Faut-il y voir une volonté de protéger les intérêts de ces régions plus difficiles ? En clôture du congrès, le 2 avril, François Fillon, Premier ministre, a souligné que le gouvernement comptait apporter « un appui clair aux agriculteurs céréaliers qui s’engageront pour faire évoluer leurs pratiques ».

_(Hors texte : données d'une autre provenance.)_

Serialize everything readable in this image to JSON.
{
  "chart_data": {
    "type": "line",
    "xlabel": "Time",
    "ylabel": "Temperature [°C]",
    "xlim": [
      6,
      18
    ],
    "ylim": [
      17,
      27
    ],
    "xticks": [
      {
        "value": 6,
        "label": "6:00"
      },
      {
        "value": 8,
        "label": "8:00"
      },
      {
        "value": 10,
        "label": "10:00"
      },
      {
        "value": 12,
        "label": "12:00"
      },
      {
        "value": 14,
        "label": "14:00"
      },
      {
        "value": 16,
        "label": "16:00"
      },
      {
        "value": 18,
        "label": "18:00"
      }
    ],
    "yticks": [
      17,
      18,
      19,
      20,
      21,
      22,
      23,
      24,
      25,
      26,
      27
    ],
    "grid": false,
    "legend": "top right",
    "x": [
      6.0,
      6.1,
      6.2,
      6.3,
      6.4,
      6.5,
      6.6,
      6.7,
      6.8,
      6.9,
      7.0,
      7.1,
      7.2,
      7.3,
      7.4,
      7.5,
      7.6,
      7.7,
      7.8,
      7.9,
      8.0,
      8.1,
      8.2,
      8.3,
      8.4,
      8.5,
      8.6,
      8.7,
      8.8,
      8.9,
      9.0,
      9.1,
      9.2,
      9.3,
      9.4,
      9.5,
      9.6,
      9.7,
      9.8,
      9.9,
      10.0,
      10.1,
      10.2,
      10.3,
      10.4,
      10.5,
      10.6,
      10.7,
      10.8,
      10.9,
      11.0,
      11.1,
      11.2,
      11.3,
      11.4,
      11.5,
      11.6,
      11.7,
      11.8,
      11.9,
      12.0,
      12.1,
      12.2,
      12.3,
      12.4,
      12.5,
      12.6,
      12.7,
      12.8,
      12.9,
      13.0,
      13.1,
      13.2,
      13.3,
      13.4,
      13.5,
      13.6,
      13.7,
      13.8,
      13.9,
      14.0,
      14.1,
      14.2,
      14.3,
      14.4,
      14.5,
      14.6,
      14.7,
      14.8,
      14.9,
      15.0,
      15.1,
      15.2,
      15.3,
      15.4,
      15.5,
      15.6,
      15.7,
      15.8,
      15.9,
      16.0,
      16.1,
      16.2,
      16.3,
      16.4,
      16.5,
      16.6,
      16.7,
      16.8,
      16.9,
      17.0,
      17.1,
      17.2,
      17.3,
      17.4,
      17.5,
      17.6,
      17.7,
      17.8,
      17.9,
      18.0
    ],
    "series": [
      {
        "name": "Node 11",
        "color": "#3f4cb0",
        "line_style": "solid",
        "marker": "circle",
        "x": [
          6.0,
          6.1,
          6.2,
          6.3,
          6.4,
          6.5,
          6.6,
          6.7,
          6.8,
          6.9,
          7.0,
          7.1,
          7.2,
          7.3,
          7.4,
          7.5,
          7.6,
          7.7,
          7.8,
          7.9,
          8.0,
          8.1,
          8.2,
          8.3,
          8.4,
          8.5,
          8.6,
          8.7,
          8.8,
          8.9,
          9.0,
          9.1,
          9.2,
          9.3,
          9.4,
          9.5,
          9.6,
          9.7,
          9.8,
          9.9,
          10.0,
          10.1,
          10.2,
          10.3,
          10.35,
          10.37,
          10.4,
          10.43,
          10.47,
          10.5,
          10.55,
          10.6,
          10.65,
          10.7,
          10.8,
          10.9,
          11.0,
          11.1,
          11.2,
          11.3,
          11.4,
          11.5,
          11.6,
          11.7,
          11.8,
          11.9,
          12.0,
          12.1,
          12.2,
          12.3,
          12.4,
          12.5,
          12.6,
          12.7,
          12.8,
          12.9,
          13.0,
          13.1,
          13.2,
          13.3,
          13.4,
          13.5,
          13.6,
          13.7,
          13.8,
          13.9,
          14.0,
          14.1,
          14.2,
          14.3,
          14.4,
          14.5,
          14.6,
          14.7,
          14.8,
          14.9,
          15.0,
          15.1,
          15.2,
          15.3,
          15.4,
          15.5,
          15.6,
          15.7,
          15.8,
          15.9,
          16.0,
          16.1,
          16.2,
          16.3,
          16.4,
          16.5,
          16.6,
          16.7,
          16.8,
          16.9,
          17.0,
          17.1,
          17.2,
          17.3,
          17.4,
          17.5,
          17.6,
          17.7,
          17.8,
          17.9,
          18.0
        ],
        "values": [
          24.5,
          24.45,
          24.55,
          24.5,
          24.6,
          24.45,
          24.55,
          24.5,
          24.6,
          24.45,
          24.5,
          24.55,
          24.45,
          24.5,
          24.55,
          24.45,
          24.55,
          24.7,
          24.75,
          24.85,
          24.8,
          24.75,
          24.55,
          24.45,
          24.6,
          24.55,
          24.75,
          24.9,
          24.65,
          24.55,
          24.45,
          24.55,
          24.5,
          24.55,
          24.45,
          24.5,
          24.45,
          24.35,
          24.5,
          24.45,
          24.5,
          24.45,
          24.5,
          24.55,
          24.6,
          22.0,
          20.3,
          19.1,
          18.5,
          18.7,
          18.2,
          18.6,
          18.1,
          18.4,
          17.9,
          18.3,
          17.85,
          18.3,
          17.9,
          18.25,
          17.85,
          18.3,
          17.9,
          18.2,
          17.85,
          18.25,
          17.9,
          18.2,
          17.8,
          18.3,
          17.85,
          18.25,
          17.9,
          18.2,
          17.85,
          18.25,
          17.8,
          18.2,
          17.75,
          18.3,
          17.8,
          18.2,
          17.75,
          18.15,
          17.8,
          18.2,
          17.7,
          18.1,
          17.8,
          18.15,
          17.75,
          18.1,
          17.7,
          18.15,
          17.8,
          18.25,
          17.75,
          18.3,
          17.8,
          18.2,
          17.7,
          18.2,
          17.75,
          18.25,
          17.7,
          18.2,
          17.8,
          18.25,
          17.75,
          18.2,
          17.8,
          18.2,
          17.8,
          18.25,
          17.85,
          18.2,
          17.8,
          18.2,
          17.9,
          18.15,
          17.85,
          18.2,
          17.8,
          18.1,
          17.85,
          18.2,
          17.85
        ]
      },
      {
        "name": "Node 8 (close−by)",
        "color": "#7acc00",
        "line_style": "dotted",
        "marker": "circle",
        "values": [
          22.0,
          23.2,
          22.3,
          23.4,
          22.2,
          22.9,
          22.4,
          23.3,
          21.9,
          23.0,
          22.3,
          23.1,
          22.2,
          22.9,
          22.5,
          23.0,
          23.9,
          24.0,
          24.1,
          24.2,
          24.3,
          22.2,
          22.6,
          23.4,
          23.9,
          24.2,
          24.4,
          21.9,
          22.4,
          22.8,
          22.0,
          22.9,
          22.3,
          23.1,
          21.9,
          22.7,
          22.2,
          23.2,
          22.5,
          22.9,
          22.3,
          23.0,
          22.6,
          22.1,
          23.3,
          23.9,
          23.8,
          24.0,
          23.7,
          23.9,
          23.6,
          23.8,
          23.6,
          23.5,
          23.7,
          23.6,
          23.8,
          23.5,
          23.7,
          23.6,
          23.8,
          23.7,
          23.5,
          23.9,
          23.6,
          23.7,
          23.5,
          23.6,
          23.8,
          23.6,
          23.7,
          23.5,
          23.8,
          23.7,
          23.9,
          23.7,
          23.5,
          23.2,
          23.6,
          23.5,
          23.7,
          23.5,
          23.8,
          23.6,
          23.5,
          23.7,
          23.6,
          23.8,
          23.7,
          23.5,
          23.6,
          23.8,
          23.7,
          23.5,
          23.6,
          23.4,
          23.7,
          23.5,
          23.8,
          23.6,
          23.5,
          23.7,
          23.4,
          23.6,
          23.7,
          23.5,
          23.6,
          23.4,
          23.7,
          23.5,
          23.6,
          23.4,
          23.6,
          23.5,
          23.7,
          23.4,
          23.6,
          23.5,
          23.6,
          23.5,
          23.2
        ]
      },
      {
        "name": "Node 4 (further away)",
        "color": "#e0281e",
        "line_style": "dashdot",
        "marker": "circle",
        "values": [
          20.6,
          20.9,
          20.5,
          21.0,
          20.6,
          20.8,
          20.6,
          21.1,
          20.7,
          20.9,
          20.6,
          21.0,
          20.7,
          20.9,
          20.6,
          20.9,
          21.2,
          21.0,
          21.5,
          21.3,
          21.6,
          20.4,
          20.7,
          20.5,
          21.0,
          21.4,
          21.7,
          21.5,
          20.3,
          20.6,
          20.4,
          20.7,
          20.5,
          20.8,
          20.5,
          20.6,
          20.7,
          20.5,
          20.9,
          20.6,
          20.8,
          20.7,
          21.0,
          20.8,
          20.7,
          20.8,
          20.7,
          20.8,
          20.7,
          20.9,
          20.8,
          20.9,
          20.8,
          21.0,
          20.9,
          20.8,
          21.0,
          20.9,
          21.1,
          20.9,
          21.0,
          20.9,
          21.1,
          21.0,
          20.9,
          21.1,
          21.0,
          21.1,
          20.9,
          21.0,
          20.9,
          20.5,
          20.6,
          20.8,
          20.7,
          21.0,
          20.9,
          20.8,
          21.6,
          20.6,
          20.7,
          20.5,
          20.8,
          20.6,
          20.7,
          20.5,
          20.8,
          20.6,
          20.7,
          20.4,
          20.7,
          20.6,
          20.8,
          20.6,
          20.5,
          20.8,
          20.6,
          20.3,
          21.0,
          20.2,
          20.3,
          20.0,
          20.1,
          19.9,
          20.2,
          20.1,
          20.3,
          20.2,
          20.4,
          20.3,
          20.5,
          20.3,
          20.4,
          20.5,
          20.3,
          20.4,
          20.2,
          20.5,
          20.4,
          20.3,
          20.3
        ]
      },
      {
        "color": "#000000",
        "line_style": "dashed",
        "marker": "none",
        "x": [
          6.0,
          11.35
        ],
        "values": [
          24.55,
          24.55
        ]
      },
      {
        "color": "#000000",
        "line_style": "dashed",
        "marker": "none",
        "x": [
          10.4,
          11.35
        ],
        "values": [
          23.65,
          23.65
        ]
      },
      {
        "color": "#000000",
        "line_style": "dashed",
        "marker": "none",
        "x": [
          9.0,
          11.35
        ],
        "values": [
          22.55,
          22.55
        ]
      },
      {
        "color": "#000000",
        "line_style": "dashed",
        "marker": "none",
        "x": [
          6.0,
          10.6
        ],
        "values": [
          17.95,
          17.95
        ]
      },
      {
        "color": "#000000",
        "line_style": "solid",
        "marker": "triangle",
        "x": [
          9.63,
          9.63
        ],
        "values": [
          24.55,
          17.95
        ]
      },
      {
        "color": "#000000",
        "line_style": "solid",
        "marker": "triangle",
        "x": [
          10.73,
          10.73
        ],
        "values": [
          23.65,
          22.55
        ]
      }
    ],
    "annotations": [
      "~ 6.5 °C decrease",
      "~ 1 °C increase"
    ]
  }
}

Quoi qu’il en soit, « les conséquences du bilan de santé laissent un goût amer dans les zones intermédiaires », a lancé Emmanuel Bonnardot, de la FDSEA de Côte d’Or, en séance publique, le lendemain des débats internes lire également p. 26 les conséquences du bilan de santé de la Pac sur l’élevage. « Ce qui est dommageable, c’est l’article 63 (réorientation des aides découplées) qui vient s’ajouter aux références historiques basses de nos régions », a-t-il indiqué. Certains regrettent presque de n’avoir pu se fédérer davantage pour peser plus fortement dans les négociations. Sauf que l’histoire syndicale de ces régions, malmenées par la réforme de 1992, n’est pas simple. Comme l’a souligné Dominique Marchand, président de la FDSEA de la Vienne dans son discours de bienvenue, il a fallu tout reconstruire en 1994. Pour le syndicaliste, la Pac ne doit en tout cas pas occulter le reste : « N’avons nous pas plus à perdre avec le plan Ecophyto 2018, le Grenelle de l’environnement ou la directive nitrates et Natura 2000 qu’avec le bilan de santé de la Pac ? ».